Comment by ang_cire

10 hours ago

I think that comment is conflating 2 different things: 1) people like you and I who use LLMs for exploring alternative methods to our own, and 2) people who treat LLMs like Stack Overflow answers they don't understand but trust because it's on SO.

Yes, there are tasks or parts of the code that I'm less interested in, and would happily either delegate or negotiate-off to someone else, but I wouldn't give those to a writer who happens to be able to write in a way that approximates program code, I'd give them to another dev on the team. A junior dev gets junior dev tasks, not tasks that they don't have the skills to actually perform, and LLMs aren't even at an actual junior dev level, imhe.

I noted in another comment that I've also used LLMs to get ideas for alternate ways to implement something, or to as you said "jump start" new files or programs. I'm usually not actually pasting that code into my IDE, though- I've tried that, and the work to make LLM-generated code fit into my programs is way more than just writing out the bits I need, where I need. That is clearly not the case for a lot of people using LLMs, though.

I've seen devs submitting PRs with giant blocks of clearly LLM-gen'd code, that they've tried to monkey-wrench into working with the rest of the program (often breaking conventions or secure coding standards). And these aren't junior devs, they're devs that have been working here for years and years.

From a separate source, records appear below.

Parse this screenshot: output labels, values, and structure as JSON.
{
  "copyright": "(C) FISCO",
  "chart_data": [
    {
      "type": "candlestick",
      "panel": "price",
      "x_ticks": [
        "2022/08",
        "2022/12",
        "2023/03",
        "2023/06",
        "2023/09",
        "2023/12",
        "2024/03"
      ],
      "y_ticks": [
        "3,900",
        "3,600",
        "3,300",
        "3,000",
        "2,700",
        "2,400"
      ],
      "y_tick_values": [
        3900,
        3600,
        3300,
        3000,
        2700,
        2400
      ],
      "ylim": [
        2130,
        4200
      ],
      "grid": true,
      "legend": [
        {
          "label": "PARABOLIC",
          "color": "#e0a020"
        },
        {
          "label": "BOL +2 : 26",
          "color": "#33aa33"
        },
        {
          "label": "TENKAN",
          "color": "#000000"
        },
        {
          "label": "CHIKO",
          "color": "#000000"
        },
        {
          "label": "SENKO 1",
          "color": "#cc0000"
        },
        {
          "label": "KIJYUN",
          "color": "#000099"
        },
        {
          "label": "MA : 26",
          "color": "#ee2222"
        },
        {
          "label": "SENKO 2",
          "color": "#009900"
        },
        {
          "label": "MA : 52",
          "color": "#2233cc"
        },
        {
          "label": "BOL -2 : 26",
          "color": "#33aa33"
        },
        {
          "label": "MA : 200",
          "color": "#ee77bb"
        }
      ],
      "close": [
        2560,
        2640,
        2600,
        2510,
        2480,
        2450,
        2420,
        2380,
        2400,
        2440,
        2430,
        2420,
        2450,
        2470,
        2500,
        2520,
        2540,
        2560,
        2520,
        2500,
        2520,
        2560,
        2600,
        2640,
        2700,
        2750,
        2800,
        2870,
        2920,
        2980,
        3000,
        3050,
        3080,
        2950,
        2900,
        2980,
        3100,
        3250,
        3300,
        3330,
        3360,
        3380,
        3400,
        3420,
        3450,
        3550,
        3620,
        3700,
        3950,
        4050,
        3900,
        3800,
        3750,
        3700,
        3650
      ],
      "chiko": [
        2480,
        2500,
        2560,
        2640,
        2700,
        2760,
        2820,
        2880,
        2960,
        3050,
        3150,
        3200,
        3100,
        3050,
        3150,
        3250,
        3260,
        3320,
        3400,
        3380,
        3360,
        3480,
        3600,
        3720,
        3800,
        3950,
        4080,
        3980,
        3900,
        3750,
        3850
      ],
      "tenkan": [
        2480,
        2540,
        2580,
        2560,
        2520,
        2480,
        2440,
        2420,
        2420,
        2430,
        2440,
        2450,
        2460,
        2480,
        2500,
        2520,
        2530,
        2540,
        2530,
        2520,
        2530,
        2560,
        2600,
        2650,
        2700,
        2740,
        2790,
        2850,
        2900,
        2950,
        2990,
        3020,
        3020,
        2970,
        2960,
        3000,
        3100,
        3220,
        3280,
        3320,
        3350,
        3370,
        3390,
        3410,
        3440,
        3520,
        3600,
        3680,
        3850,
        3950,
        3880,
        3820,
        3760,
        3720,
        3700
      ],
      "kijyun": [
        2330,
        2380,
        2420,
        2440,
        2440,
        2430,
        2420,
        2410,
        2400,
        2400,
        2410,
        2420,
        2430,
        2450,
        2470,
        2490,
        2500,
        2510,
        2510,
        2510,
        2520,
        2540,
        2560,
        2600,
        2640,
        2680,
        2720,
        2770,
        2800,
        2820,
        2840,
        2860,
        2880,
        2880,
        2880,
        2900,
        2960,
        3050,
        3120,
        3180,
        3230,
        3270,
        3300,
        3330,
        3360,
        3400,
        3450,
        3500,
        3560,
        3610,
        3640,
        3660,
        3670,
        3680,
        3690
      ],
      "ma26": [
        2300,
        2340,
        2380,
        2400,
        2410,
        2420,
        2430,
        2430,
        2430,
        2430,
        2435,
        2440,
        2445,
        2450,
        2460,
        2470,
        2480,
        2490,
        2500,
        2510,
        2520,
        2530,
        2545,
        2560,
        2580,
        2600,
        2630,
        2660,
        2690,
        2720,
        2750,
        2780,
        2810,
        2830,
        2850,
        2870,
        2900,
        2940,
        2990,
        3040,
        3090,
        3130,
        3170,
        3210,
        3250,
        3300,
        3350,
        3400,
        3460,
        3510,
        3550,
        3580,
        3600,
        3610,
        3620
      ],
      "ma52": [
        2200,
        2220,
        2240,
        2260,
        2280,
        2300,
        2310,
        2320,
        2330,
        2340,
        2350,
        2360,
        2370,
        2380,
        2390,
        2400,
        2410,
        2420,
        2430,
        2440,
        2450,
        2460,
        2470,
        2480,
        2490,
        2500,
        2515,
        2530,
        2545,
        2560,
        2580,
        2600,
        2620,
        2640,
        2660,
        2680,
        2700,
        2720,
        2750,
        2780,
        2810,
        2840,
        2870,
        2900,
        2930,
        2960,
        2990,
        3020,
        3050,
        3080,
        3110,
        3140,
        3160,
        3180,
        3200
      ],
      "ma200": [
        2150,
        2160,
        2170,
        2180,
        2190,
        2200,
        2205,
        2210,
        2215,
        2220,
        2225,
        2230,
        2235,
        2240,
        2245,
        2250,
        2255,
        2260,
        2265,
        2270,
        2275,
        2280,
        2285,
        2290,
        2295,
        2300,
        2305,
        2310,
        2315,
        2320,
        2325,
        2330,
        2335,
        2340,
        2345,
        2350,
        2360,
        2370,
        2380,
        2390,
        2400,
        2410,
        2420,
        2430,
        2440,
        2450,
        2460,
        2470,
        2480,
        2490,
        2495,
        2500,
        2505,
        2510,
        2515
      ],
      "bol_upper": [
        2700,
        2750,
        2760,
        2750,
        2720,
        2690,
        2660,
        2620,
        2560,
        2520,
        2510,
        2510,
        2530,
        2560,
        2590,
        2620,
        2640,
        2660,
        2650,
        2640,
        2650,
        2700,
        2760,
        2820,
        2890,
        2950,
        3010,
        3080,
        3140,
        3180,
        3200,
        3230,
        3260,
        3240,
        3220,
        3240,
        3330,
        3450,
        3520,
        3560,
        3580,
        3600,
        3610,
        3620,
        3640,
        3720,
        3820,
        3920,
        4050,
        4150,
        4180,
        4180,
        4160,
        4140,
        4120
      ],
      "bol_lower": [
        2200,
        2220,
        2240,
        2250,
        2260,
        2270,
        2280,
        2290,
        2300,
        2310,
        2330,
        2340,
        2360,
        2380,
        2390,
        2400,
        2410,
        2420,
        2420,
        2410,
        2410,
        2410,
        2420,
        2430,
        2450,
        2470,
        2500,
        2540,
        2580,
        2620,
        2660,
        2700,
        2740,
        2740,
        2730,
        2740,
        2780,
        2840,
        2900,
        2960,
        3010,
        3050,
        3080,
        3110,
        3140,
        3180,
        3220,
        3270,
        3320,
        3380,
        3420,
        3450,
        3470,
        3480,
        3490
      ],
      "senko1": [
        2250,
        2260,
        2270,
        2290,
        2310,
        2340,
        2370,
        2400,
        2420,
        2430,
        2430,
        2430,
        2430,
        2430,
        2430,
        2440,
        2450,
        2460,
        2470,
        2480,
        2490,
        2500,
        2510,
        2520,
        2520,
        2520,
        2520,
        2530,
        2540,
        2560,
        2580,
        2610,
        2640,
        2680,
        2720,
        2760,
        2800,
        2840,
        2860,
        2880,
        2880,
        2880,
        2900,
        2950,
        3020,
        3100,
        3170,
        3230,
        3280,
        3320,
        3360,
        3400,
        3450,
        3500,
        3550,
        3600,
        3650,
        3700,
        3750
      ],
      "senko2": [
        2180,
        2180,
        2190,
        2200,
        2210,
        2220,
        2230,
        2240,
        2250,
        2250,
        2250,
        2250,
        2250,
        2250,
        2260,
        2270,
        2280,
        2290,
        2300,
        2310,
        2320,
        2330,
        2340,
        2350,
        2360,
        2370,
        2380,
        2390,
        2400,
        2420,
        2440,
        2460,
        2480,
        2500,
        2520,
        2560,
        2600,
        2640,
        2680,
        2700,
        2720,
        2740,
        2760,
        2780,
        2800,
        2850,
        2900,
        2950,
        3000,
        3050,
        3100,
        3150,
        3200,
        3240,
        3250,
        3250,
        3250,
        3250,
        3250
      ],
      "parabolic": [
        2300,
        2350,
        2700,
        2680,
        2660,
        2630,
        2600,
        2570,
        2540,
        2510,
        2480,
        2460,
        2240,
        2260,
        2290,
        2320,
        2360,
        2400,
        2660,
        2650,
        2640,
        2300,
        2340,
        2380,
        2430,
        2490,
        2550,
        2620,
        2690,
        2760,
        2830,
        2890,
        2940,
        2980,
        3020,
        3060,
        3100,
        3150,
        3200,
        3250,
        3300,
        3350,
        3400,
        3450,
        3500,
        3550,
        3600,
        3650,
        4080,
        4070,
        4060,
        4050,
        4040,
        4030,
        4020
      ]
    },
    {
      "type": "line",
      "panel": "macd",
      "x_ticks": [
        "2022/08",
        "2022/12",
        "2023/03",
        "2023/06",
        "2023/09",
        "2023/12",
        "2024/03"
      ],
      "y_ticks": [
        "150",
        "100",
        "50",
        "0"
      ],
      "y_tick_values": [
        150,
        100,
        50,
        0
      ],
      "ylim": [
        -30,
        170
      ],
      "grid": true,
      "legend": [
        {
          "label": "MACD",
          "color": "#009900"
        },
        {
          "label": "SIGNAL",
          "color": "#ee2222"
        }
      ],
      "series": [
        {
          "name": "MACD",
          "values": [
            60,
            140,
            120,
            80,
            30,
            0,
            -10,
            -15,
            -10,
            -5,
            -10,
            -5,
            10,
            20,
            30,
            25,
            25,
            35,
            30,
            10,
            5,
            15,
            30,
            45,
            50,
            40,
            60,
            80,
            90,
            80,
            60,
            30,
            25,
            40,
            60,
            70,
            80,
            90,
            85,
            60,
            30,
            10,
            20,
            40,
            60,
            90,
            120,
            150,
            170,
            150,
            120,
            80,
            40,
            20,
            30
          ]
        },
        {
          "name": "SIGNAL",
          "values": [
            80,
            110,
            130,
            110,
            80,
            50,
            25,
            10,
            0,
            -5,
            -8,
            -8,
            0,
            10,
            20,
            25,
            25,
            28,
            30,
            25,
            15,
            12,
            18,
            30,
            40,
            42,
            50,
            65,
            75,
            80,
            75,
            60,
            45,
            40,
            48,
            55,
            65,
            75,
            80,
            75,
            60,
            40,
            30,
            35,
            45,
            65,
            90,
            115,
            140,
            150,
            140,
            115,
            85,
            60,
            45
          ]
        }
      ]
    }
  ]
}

When you force them to do a code review, they know it's not up to par, but there is a weird attitude that LLM-gen'd code is more acceptable to be submitted with issues than personally-written code. As though it's the LLM's fault or job to fix, even though they prompted and copied and badly-integrated and PR'd it.

And that's where I think there is a stark divide. I think you're on my side of the divide (at least, I didn't get the impression that you hate coding), it just sounds like you haven't really seen the other side.

My personal dime-store psych theory is that it's the same mental mechanism that non-technical computer users fall into of improperly trusting/ believing computers to produce correct information, but now happening to otherwise technical folks too because "AI" is still a black box technology to most of us, like computers in general are to non-techies.

LLMs are really really cool, and really really impressive to me, and I've had 'wow' moments where they did something that makes you forget what they are and how they work, but you can't let that emotional reaction towards it override the part that knows it's just a token chain. When you do, people end up (obviously on the very extreme end) 'dating' them, letting them make consequential "decisions", or just over-trusting their output/code.